NPR's Geoff Brumfiel reports on plans to lasso an asteroid.
(SOUNDBITE OF A BEEP)
CHARLES BOLDEN: Welcome to this media teleconference about NASA's fiscal year 2014 budget proposal.
GEOFF BRUMFIEL, BYLINE: The mind can wander during long teleconferences about budgets. So when NASA administrator Charles Bolden announced the big plan, I almost missed it.
BOLDEN: NASA is using game-changing technologies advanced by the administration to develop a first-ever mission to identify, capture and retrieve an asteroid.
BOLDEN: A first ever mission to identify, capture and retrieve an asteroid.
BRUMFIEL: Sure enough, NASA's $17.7 billion budget includes plans to capture a small asteroid, drag it to the Moon and put it in orbit. Within a decade, astronauts could visit and study it up close.
Louis Friedman is director emeritus of the Planetary Society.
LOUIS FRIEDMAN: The very idea of lassoing an object and towing it to Earth orbit sounds pretty preposterous when you first think of it.
BRUMFIEL: But it's not. Last year, Friedman headed a committee of academics who took a serious look.
FRIEDMAN: Not only was this pretty feasible - at least at the early look of it - but it was the only way that humans would actually get out beyond the Moon in the next couple of decades.
BRUMFIEL: NASA originally wanted to send astronauts into deep space to study an asteroid in its natural habitat. But the rockets currently under development just aren't powerful enough. Friedman says that this alternative is more realistic.
FRIEDMAN: If you have to cross a river, and the stepping stone to try and jump to is beyond your capability, you might go over someplace and roll down a Boulder and try to get it into the river someplace where you can reach it.
BRUMFIEL: Here's the plan: NASA will use telescopes on Earth to track down a small asteroid passing by. Those telescopes, by the way, will also look for anything that might hit us. Once they've found a target asteroid, the agency will launch a robotic spacecraft to intercept it. In Friedman's study, the spacecraft has a huge inflatable cone on the front. When it reaches the asteroid the cone inflates, and traps the rock inside. Then it deflates.
FRIEDMAN: I call it shrink wrapping the asteroid.
BRUMFIEL: That process draws the asteroid to the spacecraft and secures it.
FRIEDMAN: And now all you have to do is steer your engines in the right direction to come back on the course that you want to.
BRUMFIEL: Not everyone is buying this bold new proposal, however. Jay Melosh is a researcher at Purdue University.

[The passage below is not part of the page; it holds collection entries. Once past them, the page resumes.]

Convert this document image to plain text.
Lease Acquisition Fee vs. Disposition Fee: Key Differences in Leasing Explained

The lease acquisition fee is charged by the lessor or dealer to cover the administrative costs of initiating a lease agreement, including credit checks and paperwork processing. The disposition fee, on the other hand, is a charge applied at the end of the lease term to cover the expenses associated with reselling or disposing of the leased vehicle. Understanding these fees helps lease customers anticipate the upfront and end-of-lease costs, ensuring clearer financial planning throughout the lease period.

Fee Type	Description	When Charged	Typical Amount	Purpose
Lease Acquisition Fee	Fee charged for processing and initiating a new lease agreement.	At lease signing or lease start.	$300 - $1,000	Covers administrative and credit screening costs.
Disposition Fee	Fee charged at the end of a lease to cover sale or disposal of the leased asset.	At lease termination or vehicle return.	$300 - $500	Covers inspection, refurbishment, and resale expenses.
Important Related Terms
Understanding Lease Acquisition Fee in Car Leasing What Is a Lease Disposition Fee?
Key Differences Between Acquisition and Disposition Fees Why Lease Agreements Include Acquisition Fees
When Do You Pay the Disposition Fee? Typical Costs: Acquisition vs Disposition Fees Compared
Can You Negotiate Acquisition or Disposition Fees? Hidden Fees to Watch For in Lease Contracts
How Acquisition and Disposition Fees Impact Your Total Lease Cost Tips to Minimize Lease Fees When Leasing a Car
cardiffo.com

JAY MELOSH: It's not impossible but it's very difficult, and one could wonder about what advantage would there be in doing all that stuff.
BRUMFIEL: The goal of NASA is to get to Mars, he says. That requires solving really difficult problems, like protecting astronauts from the radiation in deep space.
MELOSH: And I think you'd kind of be wasting your resources on playing around with this little asteroid, while not facing up to the major problems.
BRUMFIEL: Louis Friedman doesn't deny that this is a less ambitious project, but he says it will get humans further out into space than they've ever been before.
FRIEDMAN: Well, it's not solving the long range interplanetary transit issues. But if we try to do all of that in one step, then you'll come back to your money question, so I think this is the compromise.
BRUMFIEL: Even this compromise won't be cheap. Estimates of the total cost of bringing the asteroid to the astronauts are currently around $2.6 billion.